Mit 18 Jahren zog Zubin Mehta nach Wien

Bei seinem Vater stieß er dabei auf großes Verständnis, war dieser doch Konzertviolinist und Gründer des Bombay Symphony Orchestras. Zu Hause lagen nicht nur Partituren und Plattenaufnahmen herum, auch das Bombay String Quartett übte dort. Schon früh lernte der junge Zubin Partituren auswendig.

1954 zog er im Alter von 18 Jahren nach Wien, um Kontrabass und Dirigieren zu studieren.

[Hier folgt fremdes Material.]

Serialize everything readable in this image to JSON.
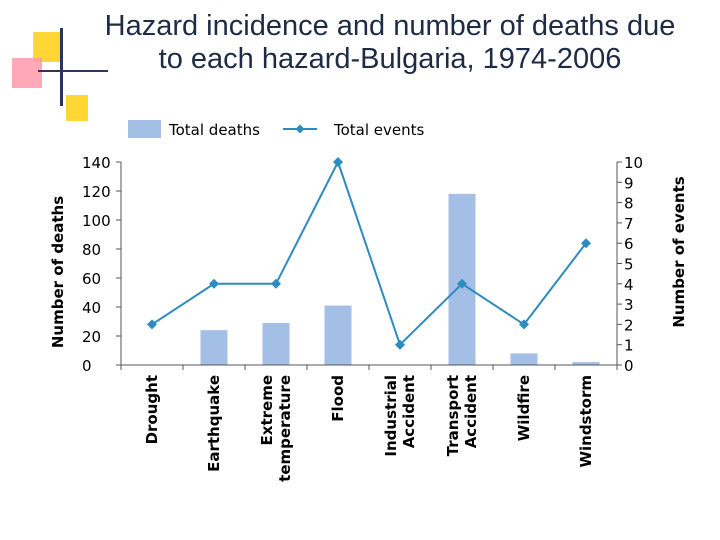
{
  "title_line1": "Hazard incidence and number of deaths due",
  "title_line2": "to each hazard-Bulgaria, 1974-2006",
  "colors": {
    "bars": "#a4bfe6",
    "line": "#2d8bc0",
    "title": "#1f2a44"
  },
  "chart_data": {
    "type": "bar+line",
    "categories": [
      [
        "Drought"
      ],
      [
        "Earthquake"
      ],
      [
        "Extreme",
        "temperature"
      ],
      [
        "Flood"
      ],
      [
        "Industrial",
        "Accident"
      ],
      [
        "Transport",
        "Accident"
      ],
      [
        "Wildfire"
      ],
      [
        "Windstorm"
      ]
    ],
    "series": [
      {
        "name": "Total deaths",
        "type": "bar",
        "axis": "left",
        "values": [
          0,
          24,
          29,
          41,
          0,
          118,
          8,
          2
        ]
      },
      {
        "name": "Total events",
        "type": "line",
        "axis": "right",
        "values": [
          2,
          4,
          4,
          10,
          1,
          4,
          2,
          6
        ]
      }
    ],
    "ylabel_left": "Number of deaths",
    "ylabel_right": "Number of events",
    "ylim_left": [
      0,
      140
    ],
    "ylim_right": [
      0,
      10
    ],
    "yticks_left": [
      0,
      20,
      40,
      60,
      80,
      100,
      120,
      140
    ],
    "yticks_right": [
      0,
      1,
      2,
      3,
      4,
      5,
      6,
      7,
      8,
      9,
      10
    ],
    "legend_position": "top",
    "grid": false
  }
}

Seine Instrumentauswahl war pragmatisch: Er dachte, dies sei das Instrument, mit dem er es am schnellsten in ein Orchester schaffen würde, wie er in seiner Autobiografie „Die Partitur meines Lebens“ beschreibt. Darin skizziert er auch, welche Bedeutung es für ihn hatte, in Wien nun Musik live in Konzertsälen wie dem Goldenen Musikvereinssaal erleben zu können, nicht nur vom Plattenspieler: „Ich erlebte eine Art Kulturschock, weil natürlich vieles ganz anders klang, als ich es im Ohr hatte. Ich ging in Konzerte und meinte, die Stücke zu kennen. Aber meine Quellen, die väterlichen Schallplatten, konnten damals natürlich bloß ein Klangbild von höchst unzulänglicher und nur entfernt an die Wirklichkeit heranreichender Qualität erzeugen.“ Alles sei, so Zubin Mehta, meilenweit von dem entfernt gewesen, „was ich von den kratzigen Platten her kannte, dass ich es kaum fassen konnte.“

Dirigier-Unterricht bei Hans Swarowsky

Natürlich prägten ihn diese Konzerterlebnisse. Ebenso die unzähligen Besuche am Stehplatz der Wiener Staatsoper, die ihm ein ihm bisher fremdes Genre näher brachten. Eine gewichtige Rolle spielte auch der Dirigier-Unterricht bei Koryphäe Hans Swarowsky. Schon 1958 gewann er den Liverpool International Conducting Wettbewerb, 1960 debütierte er mit dem New York Philharmonic Orchestra und dem Philadelphia Orchestra. „The sky is the limit for this man“ hieß es damals in einer Kritik.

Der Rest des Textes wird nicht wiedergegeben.